De façon cohérente, cette conception le conduit à refuser de se dire bilingue ou trilingue :

« ah nan faut pas dire ça c’est faux / non c’est / on a des langues c’est tout / (…) je suis bien content de le savoir c’est tout / ça reste là
<Enquetrice> <rires> ça reste un un outil de communication
<Joachim> communication voilà

La notion de langue est conçue (par certaines personnes ou beaucoup ?) comme éloignée des pratiques réelles, dans une sorte d’éther inaccessible. Et de ce fait, ce qu’on parle, on hésite parfois à le reconnaître comme langue : ce qui s'exprime par « ça sort » : « je ne sais même pas si euh si ils s’en rendent compte euh de façon consciente je pense qu’ils parlent comme ça ils utilisent un terme en français un terme en polonais ils mélangent le tout et ça sort euh ça fait une phrase ».

Qu’est-ce que ce ça : le mélange ? L'entre-deux ? Est-ce seulement la parole ? Ou bien ça est une indéfinissable non-langue ?

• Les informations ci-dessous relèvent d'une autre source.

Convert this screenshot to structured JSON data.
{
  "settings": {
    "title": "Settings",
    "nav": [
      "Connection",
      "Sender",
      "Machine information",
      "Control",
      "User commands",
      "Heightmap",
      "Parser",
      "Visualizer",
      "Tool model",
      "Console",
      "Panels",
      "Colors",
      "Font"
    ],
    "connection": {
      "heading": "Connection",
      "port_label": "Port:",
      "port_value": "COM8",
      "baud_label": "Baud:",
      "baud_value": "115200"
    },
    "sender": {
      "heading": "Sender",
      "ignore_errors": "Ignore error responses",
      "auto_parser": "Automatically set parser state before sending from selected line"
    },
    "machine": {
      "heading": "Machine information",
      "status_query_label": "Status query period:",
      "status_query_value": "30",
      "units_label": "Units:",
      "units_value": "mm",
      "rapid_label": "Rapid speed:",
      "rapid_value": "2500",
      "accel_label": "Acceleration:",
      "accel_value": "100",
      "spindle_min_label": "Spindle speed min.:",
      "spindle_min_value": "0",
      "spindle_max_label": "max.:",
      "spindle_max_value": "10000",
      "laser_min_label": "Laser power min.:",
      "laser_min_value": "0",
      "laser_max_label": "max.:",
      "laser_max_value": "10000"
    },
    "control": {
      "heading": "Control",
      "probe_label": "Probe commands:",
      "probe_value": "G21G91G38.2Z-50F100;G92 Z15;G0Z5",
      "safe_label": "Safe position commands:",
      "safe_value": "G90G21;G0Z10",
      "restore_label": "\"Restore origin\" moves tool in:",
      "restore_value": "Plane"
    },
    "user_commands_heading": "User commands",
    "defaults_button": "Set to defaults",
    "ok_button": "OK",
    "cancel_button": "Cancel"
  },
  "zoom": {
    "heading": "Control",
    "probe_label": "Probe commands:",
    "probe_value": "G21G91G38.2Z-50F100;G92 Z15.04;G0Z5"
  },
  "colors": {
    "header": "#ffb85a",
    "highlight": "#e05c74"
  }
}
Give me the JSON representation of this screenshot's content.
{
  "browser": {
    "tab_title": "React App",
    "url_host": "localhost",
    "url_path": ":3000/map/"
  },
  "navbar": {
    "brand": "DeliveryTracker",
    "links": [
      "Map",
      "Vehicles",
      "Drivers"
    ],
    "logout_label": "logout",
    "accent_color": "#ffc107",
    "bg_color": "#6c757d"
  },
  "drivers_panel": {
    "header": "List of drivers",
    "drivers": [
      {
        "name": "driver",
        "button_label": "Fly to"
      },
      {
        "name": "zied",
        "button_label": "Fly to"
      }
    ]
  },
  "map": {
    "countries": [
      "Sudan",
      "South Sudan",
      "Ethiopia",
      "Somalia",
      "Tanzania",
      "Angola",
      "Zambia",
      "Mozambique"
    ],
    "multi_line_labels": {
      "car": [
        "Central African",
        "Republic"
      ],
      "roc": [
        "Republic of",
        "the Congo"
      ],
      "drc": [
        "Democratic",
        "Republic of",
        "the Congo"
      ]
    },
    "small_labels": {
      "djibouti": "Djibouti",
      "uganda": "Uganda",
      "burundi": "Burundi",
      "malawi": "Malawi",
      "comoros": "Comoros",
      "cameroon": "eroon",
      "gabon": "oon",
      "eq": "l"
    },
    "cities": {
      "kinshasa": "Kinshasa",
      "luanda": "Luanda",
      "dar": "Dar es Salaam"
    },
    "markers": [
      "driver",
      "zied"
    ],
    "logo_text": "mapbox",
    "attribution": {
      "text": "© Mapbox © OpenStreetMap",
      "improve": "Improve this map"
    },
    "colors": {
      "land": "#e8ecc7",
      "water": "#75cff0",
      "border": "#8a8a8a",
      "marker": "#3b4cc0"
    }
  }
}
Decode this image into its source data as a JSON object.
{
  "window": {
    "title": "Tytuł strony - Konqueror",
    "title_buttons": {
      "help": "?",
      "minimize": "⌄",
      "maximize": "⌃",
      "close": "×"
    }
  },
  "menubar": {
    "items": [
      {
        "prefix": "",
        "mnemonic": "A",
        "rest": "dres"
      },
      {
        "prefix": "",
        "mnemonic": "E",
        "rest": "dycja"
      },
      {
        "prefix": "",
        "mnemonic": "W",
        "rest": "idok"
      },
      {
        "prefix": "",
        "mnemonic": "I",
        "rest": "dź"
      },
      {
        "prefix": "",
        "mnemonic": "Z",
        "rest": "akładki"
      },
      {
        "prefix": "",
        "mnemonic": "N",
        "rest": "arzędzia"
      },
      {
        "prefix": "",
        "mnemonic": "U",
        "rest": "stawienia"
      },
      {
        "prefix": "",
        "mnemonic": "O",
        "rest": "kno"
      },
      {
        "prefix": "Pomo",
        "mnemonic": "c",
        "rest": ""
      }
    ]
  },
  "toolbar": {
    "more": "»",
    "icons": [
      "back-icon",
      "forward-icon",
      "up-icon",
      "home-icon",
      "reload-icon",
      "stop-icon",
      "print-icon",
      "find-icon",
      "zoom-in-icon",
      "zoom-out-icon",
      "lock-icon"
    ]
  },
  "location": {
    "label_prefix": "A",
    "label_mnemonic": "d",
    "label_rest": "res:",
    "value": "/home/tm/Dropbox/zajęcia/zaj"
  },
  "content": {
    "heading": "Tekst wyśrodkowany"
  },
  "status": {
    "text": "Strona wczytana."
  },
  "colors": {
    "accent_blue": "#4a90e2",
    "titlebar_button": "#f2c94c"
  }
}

Enfin, une de nos informatrices remet en cause notre démarche de linguistes en expliquant que ce n’est pas une affaire de langues mais de cultures… et « c’est un tout » : « moi je pense que c’est un mélange de la langue de la culture qu’on nous apporte enfin / la langue c’est pas que le parler hein / c’est euh / je sais pas comment vraiment l’expliquer / c’est un mélange de coutume / de rites enfin c’est un tout quoi ».

La difficulté de ce témoin à exprimer son idée est bien compréhensible : la culture, le vécu, l’histoire de l’immigration… dépassent de trop loin un ‘simple’ mélange de langues.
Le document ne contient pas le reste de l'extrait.